Hughes also repeated his support for a new state prison at Hagerstown and for a mandatory one-year prison term for possessing an unregistered handgun.

He said the anticrime package was drafted in close consultation with the leadership of the state House and Senate and the chairmen of the two key committees that review the crime bills.

With the new anticrime package, disclosed at his regular statehouse press conference, Hughes moved a step into political territory claimed by the man considered his most likely 1982 election challenger, Anne Arundel County Executive Robert A. Pascal.

Pascal, a two-term Republican executive with a law-and-order reputation, has not officially announced he will run for governor. But he has been building bridges to influential Democrats whose support is crucial for any Republican in a state with a 3-to-1 Democratic voter registration edge.

Hughes' anticrime proposals apparently triggered the first dispute of the 1982 campaign, prompting Pascal to declare yesterday that the governor is "a Johnny-come-lately . . . We've been advocating these things for years. The governor has spun 180 degrees on this issue."

Pascal said he had previously proposed a pay increase for state troopers who in recent years have made moves to join two separate unions because of dissatisfaction with low pay. Pascal also said he has long advocated stricter rules for trying young persons in juvenile courts, where penalties are lighter than in adult courts.

"I welcome Hughes' belated support," Pascal said.

Hughes said at his press conference that "it would be too cynical" to call his anticrime measures politically motivated. "I really haven't heard any of Mr.
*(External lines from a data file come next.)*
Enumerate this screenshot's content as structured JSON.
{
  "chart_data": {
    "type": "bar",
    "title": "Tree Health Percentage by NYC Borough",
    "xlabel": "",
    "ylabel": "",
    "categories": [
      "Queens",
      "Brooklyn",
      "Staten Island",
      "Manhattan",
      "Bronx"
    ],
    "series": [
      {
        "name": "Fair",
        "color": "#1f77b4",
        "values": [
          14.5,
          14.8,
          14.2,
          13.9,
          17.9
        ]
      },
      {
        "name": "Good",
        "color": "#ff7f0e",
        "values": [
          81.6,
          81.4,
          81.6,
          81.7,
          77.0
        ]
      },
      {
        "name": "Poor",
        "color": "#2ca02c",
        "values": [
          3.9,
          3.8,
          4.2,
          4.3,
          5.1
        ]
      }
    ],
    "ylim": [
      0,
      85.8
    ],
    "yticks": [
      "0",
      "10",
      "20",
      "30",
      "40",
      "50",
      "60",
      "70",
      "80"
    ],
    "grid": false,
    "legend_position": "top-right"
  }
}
Pascal's speeches."

Concern over crime, perceived as an important issue with voters, has produced an outpouring of tough anticrime bills in the General Assembly, which convenes next month, including measures to stiffen penalties, aid crime victims, crack down on bail-jumpers and sweep drunken drivers off Maryland highways.

"There's a lot of frustration on the part of many citizens," said Del. Joseph Owens (D-Montgomery), chairman of the House Judiciary Committee. "Politicians are going to try to allay those fears, so I guess you could say it's because of the election year."